On New York City’s Upper West Side, residents early on June 27 found a spray-painted message on the doors of Ascension Roman Catholic Church, according to the New York Post.
"If abortion isn't safe, neither are you," a message read in black on the outer doors of the church. The message was signed on another door by "Jane's Revenge," a militant pro-choice group, along with some sort of anarchy symbol, the Post reported, citing local police.
The New York Police Department’s Hate Crimes Task Force was investigating, according to the newspaper.
Vandalism and arson were reported at a Catholic church in Fairfax County, Virginia, tied to the Supreme Court’s decision overturning Roe v. Wade.
Police were called early on June 26 to St. John Neumann Catholic Community Church in the city of Reston after a call about smoldering mulch, FOX 5 DC reported. Fire crews determined that some sort of accelerant was used in the fire, although no apparent fire damage occurred.
But graffiti was visible on the church sign and at the back of the building. Someone spray-painted, "This won't stop," on the church sign, and "Seperation (sic) of church and state," on a back wall.
Other messages used profane language and there were also depictions of female genitalia.
Graffiti is pictured at St. John Neumann Catholic Community Church in the city of Reston, Virginia, on June 27, 2022. (Credit: FOX 5 DC)
A Methodist church outside of Tallahassee, Florida, was vandalized with graffiti sometime over the weekend of June 26 to June 27, presumably related to the abortion ruling.
The words "My BODY" were written in red spray paint over the entrance sign of St. Phillips AME Church, located in a community located about 8 miles north of the state’s capital, the local newspaper Tallahassee Democrat reported.
"We are currently reviewing what we know about this horrific incident," wrote Rev. Lenny Marshall in a statement to the newspaper. "We condemn any type of vandalism to any kind of house of worship."

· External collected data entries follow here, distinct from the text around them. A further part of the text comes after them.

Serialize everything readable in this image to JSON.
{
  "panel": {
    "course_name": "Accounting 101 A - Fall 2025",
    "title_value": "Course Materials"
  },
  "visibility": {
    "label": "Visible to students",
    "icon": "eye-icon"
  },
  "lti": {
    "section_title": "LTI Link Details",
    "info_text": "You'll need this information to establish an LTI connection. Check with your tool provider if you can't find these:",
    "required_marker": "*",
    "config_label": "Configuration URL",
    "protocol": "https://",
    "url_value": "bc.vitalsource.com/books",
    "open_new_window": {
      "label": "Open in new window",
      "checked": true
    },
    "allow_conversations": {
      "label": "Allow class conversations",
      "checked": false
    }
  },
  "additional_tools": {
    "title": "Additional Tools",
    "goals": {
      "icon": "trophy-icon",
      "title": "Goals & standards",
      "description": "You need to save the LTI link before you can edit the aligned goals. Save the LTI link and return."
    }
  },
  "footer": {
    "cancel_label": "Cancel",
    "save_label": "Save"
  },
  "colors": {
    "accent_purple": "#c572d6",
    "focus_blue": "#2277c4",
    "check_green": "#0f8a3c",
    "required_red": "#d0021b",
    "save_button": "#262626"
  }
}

"We are of course very hurt by this insensible action and we remain in prayer for peace. We call on our community neighbors to join us in the restoration of the church sign. It is indeed a sad day when we see the state of society," the statement added.
In Texas, two statues were reportedly stolen from a Catholic church and a third was toppled over, according to local news reporting.
The incident was reported over the weekend at St. Anthony’s Catholic Church in the city of Harlingen, located in the southern part of Texas just 30 miles from the Gulf coast.
Elias Zamora, a longtime member of the church, told KVEO-TV that he believed the incident was related to the Supreme Court’s ruling. The pastor of the church filed a police report, the station reported.
This story was reported from Cincinnati. The Association Press contributed.